As A Cummins-Powered ’51 Chevrolet
You see them all the time, especially during planting and harvest season. The service trucks that show up in the field to keep equipment running are the backbone of any farming operation. When he didn’t like the prices he was seeing while shopping for the family farm’s new service truck, Chris Ohl decided to take matters into his own hands with an old Chevy truck. He would build it himself—and it would be one of a kind. After all, his great grandpa’s ’51 old school Chevrolet 3800, a 30,000-mile 1-ton grain truck that’d been parked for a number of years, was practically begging to be transformed into a service rig.
Combining his wrenching, welding and auto body skills with the knowledge he’d amassed in other encounters with the 12-valve Cummins, Chris set out on what would become a year-long journey to bring the old Chevy back to life. A quick trip to Ohio yielded the second-gen Dodge chassis and axles he would set the ’51 cab on top of, along with the P-pumped 5.9L that would power the truck. Aside from having to address a rusted driver side cab corner and fender, the body was straight as an arrow and in what Chris believes was good-to-excellent condition, given its age. All of the new sheet metal and welds were left raw, and with no clear coat to speak of, Chris keeps the Patina preserved and protected with Gibbs penetrating oil.
A Tight Fit
Other than things being a bit tight under the hood, no notching of the firewall was necessary to accommodate the Cummins. In fact, the engine would be set back 4-inches on the frame after setting the cab on a pair of fresh cab mounts, which also called for repositioning the motor mounts. However, even with engine moved close to the firewall, little room remained for an adequately sized radiator. Instead of sacrificing cooling capacity, Chris purchased the largest off-the-shelf radiator Ron Davis builds and mounted it in the bed. Then to ensure the engine remained intercooled, he sourced a water-to-air unit from Precision Turbo, which sits suspended above the valve cover.
As for the engine itself, Chris dropped it off at Scheid Diesel’s Effingham, Illinois location for a full refresh from the bottom up. The factory rods were retained but treated to ARP rod bolts and new, stock compression Mahle pistons. Scheid’s 12-valve street cam also made the build list, along with fire-ring grooves being added to the block for ultimate peace of mind. A remanufactured cylinder head fitted with stiffer valve springs is anchored to the crankcase via ARP 2000 head studs. A billet-aluminum, one-piece Scheid valve cover and intake plate top things off.
Benched P-pump And An S300
Turning Scheid’s injection shop loose on the P-pump meant that it could easily support a 500-rwhp effort, should Chris want to take things that far. The benched 12mm P7100 was graced with 4,000-rpm governor springs, larger delivery valves, a rack cap, and lives at 18-degrees of timing.

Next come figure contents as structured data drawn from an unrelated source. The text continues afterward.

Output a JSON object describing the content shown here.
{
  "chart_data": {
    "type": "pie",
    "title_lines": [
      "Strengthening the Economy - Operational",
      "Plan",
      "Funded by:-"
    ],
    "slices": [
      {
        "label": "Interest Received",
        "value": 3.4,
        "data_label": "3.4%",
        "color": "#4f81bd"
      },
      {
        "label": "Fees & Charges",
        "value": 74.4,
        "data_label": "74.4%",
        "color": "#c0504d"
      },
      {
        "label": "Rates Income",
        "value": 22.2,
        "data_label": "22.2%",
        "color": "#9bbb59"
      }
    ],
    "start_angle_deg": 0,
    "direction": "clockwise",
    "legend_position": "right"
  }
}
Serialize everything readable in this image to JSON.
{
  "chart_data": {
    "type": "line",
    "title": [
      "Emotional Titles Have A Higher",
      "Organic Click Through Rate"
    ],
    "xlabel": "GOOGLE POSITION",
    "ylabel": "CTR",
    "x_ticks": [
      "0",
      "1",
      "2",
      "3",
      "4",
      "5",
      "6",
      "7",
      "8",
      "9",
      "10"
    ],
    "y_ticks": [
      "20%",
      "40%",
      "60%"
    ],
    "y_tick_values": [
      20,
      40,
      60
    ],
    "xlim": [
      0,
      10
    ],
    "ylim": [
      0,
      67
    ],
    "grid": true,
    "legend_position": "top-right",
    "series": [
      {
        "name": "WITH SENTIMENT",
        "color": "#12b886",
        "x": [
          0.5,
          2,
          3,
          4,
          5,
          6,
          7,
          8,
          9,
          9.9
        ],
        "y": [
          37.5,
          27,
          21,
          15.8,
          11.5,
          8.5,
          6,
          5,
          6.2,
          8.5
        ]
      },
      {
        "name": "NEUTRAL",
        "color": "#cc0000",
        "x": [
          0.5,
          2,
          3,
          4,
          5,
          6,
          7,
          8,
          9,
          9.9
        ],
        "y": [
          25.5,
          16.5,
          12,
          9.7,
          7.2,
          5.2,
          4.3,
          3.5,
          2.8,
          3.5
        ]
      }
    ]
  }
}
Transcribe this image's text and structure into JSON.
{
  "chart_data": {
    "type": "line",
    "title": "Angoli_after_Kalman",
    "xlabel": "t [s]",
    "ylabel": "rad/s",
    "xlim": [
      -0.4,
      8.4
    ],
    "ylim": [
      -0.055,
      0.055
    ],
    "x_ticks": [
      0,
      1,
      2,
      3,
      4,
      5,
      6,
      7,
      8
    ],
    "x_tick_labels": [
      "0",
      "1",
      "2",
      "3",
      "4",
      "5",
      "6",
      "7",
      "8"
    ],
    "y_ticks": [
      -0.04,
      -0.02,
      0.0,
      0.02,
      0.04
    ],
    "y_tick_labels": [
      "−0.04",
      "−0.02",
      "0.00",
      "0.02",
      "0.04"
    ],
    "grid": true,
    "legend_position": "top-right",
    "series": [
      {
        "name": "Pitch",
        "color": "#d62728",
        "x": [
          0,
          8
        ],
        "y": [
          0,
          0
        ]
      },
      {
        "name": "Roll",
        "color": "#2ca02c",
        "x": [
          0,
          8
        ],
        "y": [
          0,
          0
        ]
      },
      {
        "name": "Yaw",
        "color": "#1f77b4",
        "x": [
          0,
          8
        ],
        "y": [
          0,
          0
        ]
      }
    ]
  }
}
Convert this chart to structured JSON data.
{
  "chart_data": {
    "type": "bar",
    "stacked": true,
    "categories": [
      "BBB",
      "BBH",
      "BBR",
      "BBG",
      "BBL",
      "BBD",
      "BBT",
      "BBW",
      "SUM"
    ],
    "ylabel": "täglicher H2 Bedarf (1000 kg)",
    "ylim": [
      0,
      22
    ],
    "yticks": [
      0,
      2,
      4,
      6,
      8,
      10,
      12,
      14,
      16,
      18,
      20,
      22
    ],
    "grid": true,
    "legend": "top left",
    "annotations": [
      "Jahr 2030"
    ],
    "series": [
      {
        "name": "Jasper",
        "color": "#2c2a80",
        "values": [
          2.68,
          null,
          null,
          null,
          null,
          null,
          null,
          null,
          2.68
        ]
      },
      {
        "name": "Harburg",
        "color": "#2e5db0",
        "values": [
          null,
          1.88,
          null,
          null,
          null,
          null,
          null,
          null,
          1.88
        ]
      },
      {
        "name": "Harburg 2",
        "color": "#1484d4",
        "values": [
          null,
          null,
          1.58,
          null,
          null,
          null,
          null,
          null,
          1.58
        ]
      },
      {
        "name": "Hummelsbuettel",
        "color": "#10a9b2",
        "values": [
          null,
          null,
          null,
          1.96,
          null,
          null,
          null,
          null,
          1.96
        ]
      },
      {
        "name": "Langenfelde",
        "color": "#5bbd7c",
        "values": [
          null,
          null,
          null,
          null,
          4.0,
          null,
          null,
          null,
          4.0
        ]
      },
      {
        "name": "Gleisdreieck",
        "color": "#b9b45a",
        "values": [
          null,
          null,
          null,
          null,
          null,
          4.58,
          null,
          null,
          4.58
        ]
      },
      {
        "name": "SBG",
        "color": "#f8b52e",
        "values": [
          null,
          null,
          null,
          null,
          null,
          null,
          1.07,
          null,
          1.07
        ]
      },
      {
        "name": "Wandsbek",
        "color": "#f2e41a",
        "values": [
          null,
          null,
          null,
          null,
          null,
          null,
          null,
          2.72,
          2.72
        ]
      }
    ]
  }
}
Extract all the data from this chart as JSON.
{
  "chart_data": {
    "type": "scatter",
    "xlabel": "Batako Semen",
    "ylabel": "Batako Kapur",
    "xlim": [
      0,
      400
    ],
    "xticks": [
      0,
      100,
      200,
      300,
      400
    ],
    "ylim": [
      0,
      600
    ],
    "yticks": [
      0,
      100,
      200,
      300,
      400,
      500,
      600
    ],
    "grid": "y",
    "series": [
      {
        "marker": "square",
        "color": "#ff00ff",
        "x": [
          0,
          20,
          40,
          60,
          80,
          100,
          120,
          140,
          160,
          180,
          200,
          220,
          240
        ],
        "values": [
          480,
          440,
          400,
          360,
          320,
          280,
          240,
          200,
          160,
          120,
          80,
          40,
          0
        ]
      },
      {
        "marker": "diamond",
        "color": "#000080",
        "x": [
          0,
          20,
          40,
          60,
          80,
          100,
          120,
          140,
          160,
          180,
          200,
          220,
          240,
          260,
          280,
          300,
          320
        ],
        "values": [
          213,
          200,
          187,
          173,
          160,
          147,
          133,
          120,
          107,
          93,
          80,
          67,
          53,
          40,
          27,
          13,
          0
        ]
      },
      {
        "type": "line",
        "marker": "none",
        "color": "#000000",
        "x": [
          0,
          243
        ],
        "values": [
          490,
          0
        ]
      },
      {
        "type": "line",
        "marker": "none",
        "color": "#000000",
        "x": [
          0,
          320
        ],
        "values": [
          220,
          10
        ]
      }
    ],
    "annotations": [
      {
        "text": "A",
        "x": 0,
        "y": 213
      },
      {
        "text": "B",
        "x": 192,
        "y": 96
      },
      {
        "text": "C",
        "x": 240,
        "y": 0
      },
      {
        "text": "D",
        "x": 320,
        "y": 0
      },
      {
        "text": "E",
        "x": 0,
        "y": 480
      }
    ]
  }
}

It sends fuel to a set of 5×13 injectors, also built by Scheid. A 58mm BorgWarner S300G turbo matches the engine’s fueling and produces 35-psi of boost before the wastegate opens.
Like a lot of 12-valve swaps, Chris sided with the rugged NV4500 manual transmission to back up the 5.9L, but in this particular case there’s a twist. A Gear Vendors overdrive allows him to split gears, which with nine forward gear options makes the truck much more efficient when tasked with moving heavy loads. A single disc towing clutch from South Bend, along with a solid mass flywheel, dwells inside a Quick Time bellhousing and transfers power to the rear Dana 80 (and also the front Dana 60 when the NP241 is locked in four-wheel drive).
Always In Service
Already having racked up several thousand miles on the finished product, Chris has held true to his original plans for the truck: to drive it and put it to work. During the farm’s busy season (primarily spring and fall), you can find his old Chevrolet out in the field, loaded up with a massive air compressor, welder generator, and 200-gallon fuel cell. Moving trailers and other equipment around is all in a day’s work, too. Chris tells us the truck pulls the farm’s 12,000-pound, bumper-tow seed tender with ease and, thanks to the Kelderman air spring system, rides like a newer service truck while doing it. Whether it’s off the beaten path and parked in a field or cruising down the highway, this reborn family heirloom will be turning heads for a long time to come.